Don’t clobber bloggers with Leveson

So I’ve written to my MP about the Leveson amendments to the Crime and Security Bill being debated in the House of Lords tomorrow.

I would urge any British readers to contact their MP and any members of the Lords who they feel able to write to. In case it helps, the text I sent to my MP is below:

Dear Mr Lord,

As well as being one of your constituents, I am also a pro-bono director of the Open Rights Group and a campaigner for digital rights.

Last weekend, I was both pleased and nervous to see that a cross-party consensus was coming to fruition on the implementation of Lord Leveson’s recommendations on the regulation of the press.

Unlike many, I am not too concerned that some regulation (be it underpinned by Royal Charter, statue or something else) will provide too great a hindrance to our free press, essential for any democracy. After all, Finland’s press regulation is underpinned by statue and they regularly top Reporters Without Borders’ ranking of press freedom around the world.
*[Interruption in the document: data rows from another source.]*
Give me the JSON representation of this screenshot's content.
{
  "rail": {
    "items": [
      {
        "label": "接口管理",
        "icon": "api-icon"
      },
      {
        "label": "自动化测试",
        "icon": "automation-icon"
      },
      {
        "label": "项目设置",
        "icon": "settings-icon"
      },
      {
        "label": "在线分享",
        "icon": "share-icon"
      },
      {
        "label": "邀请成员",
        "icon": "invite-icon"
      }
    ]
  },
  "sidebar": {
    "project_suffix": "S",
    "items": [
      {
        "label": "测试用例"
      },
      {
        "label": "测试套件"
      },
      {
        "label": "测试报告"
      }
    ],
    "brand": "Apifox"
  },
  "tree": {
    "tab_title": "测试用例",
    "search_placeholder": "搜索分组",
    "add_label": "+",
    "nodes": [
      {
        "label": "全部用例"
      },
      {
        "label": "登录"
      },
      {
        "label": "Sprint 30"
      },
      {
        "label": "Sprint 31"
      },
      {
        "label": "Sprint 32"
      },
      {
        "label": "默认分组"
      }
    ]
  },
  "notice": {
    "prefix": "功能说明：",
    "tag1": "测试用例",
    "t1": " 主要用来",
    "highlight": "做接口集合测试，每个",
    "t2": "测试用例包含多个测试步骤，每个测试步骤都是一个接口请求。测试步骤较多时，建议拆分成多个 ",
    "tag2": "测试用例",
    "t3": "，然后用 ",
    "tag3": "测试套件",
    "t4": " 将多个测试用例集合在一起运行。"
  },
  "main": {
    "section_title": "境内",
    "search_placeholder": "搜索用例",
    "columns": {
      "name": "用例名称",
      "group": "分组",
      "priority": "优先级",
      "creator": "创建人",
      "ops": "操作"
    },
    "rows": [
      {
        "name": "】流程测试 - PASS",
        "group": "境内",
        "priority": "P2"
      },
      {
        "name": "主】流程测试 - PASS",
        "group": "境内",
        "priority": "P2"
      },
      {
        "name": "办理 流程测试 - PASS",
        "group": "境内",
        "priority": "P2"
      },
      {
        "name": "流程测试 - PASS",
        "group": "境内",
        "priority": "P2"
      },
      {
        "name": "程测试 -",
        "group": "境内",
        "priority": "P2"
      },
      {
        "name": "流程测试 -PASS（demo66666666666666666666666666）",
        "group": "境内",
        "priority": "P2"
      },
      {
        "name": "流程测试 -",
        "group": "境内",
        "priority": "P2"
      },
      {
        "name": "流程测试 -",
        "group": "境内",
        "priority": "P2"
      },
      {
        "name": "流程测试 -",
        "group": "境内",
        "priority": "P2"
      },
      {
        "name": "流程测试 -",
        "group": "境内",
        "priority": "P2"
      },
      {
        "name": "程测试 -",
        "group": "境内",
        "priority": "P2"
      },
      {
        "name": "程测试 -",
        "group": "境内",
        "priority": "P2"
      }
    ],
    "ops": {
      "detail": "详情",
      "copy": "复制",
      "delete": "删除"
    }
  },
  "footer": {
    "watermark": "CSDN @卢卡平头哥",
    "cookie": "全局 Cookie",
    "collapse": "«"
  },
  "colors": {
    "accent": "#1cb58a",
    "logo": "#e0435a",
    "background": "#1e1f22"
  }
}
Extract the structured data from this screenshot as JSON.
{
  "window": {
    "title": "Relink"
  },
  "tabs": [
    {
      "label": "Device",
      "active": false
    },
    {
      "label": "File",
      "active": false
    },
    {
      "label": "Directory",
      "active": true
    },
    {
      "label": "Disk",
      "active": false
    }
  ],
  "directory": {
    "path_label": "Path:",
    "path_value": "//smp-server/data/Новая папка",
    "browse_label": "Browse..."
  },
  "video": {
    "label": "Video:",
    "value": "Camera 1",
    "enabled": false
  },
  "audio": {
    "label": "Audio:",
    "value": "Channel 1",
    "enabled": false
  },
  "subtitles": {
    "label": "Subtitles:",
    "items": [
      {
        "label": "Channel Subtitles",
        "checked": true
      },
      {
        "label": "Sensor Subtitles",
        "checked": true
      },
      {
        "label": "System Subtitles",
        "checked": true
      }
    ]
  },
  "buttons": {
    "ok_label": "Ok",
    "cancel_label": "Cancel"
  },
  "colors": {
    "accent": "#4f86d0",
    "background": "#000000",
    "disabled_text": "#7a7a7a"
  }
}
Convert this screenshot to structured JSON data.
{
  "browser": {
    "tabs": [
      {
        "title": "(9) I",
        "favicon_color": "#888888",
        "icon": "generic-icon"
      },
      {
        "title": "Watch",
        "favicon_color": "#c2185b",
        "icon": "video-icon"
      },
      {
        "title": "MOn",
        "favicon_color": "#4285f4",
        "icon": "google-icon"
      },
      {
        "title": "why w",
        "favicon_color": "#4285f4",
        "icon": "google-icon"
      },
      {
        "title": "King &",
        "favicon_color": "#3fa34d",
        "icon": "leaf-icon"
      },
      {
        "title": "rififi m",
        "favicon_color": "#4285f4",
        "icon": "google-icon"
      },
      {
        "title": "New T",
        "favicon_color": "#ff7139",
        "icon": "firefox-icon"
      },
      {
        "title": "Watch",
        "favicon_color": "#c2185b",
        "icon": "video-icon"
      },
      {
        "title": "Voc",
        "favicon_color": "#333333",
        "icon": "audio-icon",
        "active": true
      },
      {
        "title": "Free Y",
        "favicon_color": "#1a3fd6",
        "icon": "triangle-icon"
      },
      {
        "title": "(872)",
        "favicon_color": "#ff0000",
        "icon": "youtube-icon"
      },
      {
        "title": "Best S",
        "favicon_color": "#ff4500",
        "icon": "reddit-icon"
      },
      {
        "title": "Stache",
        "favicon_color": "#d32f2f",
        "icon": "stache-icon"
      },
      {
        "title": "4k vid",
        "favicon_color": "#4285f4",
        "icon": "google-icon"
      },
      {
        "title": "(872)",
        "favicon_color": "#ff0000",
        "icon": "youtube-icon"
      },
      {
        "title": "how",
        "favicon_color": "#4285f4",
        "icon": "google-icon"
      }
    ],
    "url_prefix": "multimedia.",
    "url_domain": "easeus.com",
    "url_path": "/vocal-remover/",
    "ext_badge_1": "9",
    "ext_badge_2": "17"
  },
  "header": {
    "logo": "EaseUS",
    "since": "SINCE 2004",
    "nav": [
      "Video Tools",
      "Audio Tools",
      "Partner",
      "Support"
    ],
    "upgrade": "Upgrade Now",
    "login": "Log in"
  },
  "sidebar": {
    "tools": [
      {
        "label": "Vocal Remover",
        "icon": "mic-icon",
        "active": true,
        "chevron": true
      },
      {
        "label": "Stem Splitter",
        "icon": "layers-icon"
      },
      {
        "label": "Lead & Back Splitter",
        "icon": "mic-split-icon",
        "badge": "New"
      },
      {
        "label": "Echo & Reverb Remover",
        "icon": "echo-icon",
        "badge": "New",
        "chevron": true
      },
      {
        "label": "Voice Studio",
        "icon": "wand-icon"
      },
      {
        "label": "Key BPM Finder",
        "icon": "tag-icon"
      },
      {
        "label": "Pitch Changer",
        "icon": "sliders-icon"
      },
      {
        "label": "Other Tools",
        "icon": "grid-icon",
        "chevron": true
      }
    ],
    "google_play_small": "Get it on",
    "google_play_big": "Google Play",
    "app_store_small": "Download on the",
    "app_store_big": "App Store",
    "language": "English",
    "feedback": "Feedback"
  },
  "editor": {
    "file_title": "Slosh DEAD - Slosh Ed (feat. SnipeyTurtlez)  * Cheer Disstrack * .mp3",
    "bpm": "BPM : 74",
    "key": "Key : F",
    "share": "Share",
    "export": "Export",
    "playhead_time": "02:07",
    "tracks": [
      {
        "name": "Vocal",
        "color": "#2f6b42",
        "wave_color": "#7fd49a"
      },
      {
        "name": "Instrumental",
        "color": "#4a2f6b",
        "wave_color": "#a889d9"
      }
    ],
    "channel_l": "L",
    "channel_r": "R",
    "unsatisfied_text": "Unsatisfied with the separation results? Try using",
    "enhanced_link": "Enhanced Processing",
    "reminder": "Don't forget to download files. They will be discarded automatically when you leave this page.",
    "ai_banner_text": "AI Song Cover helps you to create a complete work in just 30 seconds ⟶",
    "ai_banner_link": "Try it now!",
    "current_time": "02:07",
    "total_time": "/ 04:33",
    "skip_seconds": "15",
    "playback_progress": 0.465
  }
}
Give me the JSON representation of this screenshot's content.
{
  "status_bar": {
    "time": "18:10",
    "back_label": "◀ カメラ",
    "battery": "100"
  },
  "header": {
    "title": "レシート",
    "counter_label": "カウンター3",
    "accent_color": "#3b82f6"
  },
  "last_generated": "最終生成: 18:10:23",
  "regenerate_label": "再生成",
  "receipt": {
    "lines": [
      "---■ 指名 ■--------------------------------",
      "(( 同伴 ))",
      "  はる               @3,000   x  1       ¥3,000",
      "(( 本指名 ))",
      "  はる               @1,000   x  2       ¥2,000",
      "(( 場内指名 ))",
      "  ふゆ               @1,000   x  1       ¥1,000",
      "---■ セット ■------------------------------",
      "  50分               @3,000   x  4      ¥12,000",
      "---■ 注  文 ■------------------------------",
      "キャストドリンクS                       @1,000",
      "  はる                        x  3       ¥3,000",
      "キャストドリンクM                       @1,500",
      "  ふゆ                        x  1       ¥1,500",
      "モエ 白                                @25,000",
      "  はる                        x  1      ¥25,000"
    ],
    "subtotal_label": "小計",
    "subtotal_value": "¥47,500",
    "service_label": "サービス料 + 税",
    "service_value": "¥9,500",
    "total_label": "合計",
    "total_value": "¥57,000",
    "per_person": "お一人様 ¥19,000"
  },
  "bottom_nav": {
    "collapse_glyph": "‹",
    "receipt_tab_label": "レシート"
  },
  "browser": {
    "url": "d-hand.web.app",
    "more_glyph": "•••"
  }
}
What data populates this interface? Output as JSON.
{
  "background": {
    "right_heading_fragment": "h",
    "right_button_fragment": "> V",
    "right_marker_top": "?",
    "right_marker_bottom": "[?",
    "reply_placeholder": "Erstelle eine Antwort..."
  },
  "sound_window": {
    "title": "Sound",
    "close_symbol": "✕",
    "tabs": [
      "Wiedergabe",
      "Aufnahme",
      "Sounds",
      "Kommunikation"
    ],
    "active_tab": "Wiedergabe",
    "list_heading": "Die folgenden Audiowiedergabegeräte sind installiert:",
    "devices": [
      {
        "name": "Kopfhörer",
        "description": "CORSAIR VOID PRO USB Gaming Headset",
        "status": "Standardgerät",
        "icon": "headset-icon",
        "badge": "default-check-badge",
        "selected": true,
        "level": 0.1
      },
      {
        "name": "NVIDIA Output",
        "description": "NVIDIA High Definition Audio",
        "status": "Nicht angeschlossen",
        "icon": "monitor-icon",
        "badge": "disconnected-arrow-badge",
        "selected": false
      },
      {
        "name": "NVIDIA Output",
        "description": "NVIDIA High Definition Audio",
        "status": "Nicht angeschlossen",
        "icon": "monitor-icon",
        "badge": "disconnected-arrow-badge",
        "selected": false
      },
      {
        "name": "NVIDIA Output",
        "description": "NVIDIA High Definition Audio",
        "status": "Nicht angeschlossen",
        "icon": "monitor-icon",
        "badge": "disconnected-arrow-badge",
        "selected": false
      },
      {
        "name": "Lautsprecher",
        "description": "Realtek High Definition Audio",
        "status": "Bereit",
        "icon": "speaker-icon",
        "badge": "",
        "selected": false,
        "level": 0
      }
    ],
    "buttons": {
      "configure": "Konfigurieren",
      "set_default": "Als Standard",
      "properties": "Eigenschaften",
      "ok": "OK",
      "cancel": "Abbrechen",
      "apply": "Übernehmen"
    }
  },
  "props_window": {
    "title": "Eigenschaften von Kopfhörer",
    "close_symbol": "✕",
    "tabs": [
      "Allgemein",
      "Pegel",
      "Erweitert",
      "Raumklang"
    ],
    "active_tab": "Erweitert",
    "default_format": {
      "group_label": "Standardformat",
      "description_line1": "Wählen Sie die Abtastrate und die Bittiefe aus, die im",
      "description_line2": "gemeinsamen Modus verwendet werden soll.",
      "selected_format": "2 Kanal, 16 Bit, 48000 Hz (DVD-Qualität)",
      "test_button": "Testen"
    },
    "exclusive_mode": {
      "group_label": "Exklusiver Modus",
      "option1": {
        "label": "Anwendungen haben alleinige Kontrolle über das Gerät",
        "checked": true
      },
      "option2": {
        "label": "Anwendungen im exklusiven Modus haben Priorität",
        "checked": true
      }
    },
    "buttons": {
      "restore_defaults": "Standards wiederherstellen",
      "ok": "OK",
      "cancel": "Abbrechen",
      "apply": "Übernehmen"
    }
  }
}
With any legislation introduced with haste, however, I am always cautious of the unintended consequences. This is particularly a concern when there is a cross-party consensus on a contentious issue, as it means the minutiæ don’t always receive the scrutiny they deserve.

The reason I am writing to you today is that, with Crime and Courts Bill in the House of Lords tomorrow, there are some *serious* concerns around unintended consequences. (The notes and amendments are online at http://www.publications.parliament.uk/pa/bills/cbill/2012-2013/0137/amend/pbc1371803m.pdf, in case you don’t have order papers to hand.)

Having discussed these regulations at length with many learnèd colleagues at the Open Rights Group and elsewhere, we have some major, serious concerns around conceptual flaws in the language and definitions in the text.

The intention of the legislation is to ensure that major media organisations who refuse to sign up for the regulatory body are penalised further if they behave immorally. The definitions in the text, however, could cause immense unforeseen harm to small Internet publishers who were never intended to be regulated by Lord Leveson.

To be clear, I am not advocating some form of lawless online “Wild West” where bloggers may defame people to their hearts’ content — our existing laws around defamation and invasions of privacy need better enforcement both online and off, as we’ve seen with the behaviour of some of our newspapers over the last few years.

To explain our concerns here, however, Apple could use these new provisions to chill disclosure of newsworthy product leaks such as http://www.macrumors.com/2011/12/26/2011-biggest-apple-product-leaks/. Companies like Monsanto could use these provisions to discourage public criticism of their strategies. Energy companies could use them to threaten and chill coverage of Climate Change or profiteering. Perhaps even whalers could use them to silence Greenpeace supporters.

I know that this is noone’s intention of these new regulations but, from reading amendment NC29, any website that carries adverts or that is run by someone who engages in consultancy work could be construed as being “in the course of a business”; many bloggers have guests, co-writers and translations that plausibly qualify as being “written by different authors”. It’s entirely feasible that a corporation could threaten litigation under these measures to chill the kinds of legitimate discourse essential to any healthy, functioning democracy. Furthermore, amendment NS5 offers no comfort in this regard.

These corporate litigants don’t have to be right and, as is so often the case, an issue doesn’t even need to go to court to have a chilling effect. If a complaint were to go to court, the “exemplary damages” provisions would mean that even a successful blogger could still be forced to bear the complainant’s costs. With such high stakes, most bloggers would just fold rather than risk such enormous penalties. As drafted, the amendments create new weapons for corporate litigants that worry me and others greatly. Even the Hacked Off campaign have accepted that the current drafting is poor: http://hackinginquiry.org/news/hacked-off-calls-for-all-non-profit-publishers-to-be-excluded-from-press-self-regulation-scheme/

Now Lord Lucas has tabled an amendment that seeks to limit the unintended damage in this area, inserting to the “exclusions from definition of ‘relevant publisher'” the words “a publisher who does not exceed the definition of a small or medium-sized enterprise as defined in Section 382 and 465 Companies Act 2006.” Such a change would, at a stroke, reduce the damage caused by the current wording, without neutering the key principles of hampering the less-moral members of our press.

Concerns have been raised about “gaming” this exclusion with the use of smaller subsidiaries, however the Companies Act 2006 again comes to our aid in this regard, as our statutory law already has a need to prevent such gaming, of course. More details on this can be found on the Open Rights Group’s blog, at http://www.openrightsgroup.org/blog/2013/gaming-can-be-avoided-bloggers-can-be-protected-from-the-crime-and-courts-bill

I would beseech you to do anything you can to help ensure that, in regulating the more immoral actions of some of our press, we do not inadvertently over-regulate non-profit bloggers — many of whom, like myself, are your constituents — by applying to them punitive damages even in the event of unsuccessful challenges to their legitimate speech.

Thank you for your time in reading this somewhat verbose letter. I look forward to reading back from you once you have a chance.